ROMA – Più di un anno fa il Ministero dell’Ambiente ha declassato la Valle del Sacco da Sito di Interesse Nazionale a Sito di Interesse Regionale. Contro tale provvedimento, Legambiente, la Regione Lazio e altri soggetti hanno proposto ricorso al TAR, per evitare il taglio sostanziale dei fondi necessari alla bonifica di 117.084 ettari di territorio. È di oggi la notizia che il TAR del Lazio ha accolto il ricorso della Regione bocciando il declassamento. Legambiente ha portato avanti il ricorso per l’annullamento del decreto del Ministero dell’Ambiente per la parte relativa al sito della Valle del Sacco, della provincia di Frosinone, e di altri sul territorio italiano, declassati illegittimamente e senza motivazioni fondate secondo gli attivisti del cigno verde.
“Ci aspettiamo ora che lo stesso trattamento venga riservato agli siti inquinati diventati incomprensibilmente regionali – dichiara Stefano Ciafani vicepresidente nazionale di Legambiente – come il Litorale Domitio flegreo e Agro aversano, all’interno del quale c’è la Terra dei Fuochi, e l’area di Pitelli in provincia di La Spezia, su cui abbiamo fatto ricorso, perché si tratta di vicende di inquinamento troppo rilevante per poter essere trattate come di interesse locale.”
“Questa sentenza è un enorme passo avanti per la riqualificazione della Valle del Sacco, un territorio maltrattato da decenni di scelte sciagurate che aveva rischiato l’ennesima beffa con il declassamento, – dichiara Roberto Scacchi direttore di Legambiente Lazio – era stato infatti un tratto di penna scellerato a decidere che un futuro migliore per la valle, era ancor più lontano a divenire. La sentenza, che riporta l’area a Sito di Interesse Nazionale, in sostanza restituisce fondi per la bonifica della valle; si affronti adesso, con un nuovo inizio, l’emergenza ambientale e sanitaria che ha colpito il fiume Sacco e le splendide terre che lo circondano.”
L’emergenza ambientale e sanitaria, ha procurato gravi effetti sull’organismo umano a livello oncologico, endocrinologico, neurologico, metabolico e sulla riproduzione dovuti agli elevati livelli di beta-esaclorocicloesano nel sangue, riconducibili all’esposizione ai residui della produzione del lindano nella Valle del Sacco, per cui l’Istituto Superiore di Sanità ha già raccomandato un follow-up.

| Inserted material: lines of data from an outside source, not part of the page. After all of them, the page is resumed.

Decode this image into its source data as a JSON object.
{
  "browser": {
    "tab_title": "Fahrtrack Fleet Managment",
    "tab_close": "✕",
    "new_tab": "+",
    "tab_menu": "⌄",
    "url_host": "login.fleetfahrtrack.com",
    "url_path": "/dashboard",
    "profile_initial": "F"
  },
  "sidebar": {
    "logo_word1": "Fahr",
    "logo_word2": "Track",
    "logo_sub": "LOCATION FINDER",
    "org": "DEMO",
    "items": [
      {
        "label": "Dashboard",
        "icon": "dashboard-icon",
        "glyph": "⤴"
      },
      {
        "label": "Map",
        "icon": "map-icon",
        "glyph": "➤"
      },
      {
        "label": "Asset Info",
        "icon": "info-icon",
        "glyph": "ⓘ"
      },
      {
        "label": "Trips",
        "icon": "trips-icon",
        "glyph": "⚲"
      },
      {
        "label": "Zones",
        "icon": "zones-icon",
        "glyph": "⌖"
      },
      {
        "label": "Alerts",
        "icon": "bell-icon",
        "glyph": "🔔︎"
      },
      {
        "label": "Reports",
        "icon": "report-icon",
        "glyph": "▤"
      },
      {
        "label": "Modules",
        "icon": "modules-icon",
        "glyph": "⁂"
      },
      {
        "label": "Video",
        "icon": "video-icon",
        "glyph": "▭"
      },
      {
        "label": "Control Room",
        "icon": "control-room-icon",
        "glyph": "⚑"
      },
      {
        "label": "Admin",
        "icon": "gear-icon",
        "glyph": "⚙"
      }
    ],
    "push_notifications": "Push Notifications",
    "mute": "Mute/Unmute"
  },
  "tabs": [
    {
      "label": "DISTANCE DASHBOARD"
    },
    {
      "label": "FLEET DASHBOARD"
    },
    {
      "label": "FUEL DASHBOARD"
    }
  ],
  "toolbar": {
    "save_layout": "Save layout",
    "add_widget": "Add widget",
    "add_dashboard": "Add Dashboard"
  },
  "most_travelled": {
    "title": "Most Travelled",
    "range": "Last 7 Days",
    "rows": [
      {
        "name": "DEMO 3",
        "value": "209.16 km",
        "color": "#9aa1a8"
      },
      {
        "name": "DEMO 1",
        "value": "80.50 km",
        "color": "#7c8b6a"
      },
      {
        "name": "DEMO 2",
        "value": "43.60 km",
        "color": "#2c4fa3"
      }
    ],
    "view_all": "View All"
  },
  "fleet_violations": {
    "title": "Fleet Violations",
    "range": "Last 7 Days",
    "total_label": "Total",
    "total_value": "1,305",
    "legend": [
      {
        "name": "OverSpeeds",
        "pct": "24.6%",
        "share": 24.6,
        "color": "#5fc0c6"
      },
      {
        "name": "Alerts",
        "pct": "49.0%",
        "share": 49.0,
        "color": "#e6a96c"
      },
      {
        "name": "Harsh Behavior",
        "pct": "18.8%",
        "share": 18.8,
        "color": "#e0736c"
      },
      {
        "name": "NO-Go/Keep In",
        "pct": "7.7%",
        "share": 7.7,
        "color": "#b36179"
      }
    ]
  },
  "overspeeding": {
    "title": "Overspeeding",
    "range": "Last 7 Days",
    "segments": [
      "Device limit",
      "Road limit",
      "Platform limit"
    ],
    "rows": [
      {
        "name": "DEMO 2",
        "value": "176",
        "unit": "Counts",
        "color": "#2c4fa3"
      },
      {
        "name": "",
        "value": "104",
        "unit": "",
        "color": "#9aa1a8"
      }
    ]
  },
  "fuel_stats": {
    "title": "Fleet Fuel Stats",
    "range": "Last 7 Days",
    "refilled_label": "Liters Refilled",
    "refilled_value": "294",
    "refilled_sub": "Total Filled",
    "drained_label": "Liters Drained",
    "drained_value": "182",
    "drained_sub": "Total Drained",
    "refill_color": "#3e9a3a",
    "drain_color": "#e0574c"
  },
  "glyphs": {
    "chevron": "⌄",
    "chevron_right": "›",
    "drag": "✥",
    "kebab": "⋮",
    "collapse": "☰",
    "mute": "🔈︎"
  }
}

“Accogliamo con gioia una sentenza giusta, lo stop al declassamento è una vittoria dei cittadini della Valle del Sacco, delle Associazioni e di tutte quelle forze che in questi mesi hanno sostenuto i ricorsi della Regione Lazio, – commenta Francesco Raffa, coordinatore di Legambiente nella Provincia di Frosinone -. L’emergenza ha radici profonde nella storia stessa di questo territorio, adesso, si apra la fase che porti ad futuro chiaro e condiviso, con scelte che non passino mai più al di sopra del volere dei cittadini e dalla bonifica di ognuno degli ettari inquinati della valle; al contrario del passato, si metta ora al centro di ogni azione politica, il diritto a vivere in ambienti sani senza rischi per la salute.”
I 52 Comuni nel sito “Bacino del Fiume Sacco”, individuato quale sito di interesse nazionale nel 2005, tra provincia di Roma e Frosinone, sono coinvolti dalla contaminazione dei complessi industriali dell’area. Gli agenti chimici rilasciati negli anni lungo il fiume e nei dintorni, hanno provocato un forte inquinamento che ha colpito i lavoratori e tutti gli abitanti della zona. Le acque del fiume Sacco hanno irrigato i campi adiacenti e abbeverato bestiame con conseguente trasferimento della contaminazione nel ciclo alimentare ed evidenti danni per la salute e l’economia del luogo. Un disastro che ha colpito la valle, sul quale è attualmente pendente presso il Tribunale di Velletri un processo penale nel quale si procede proprio per “disastro colposo ambientale” e in cui Legambiente è costituita parte civile.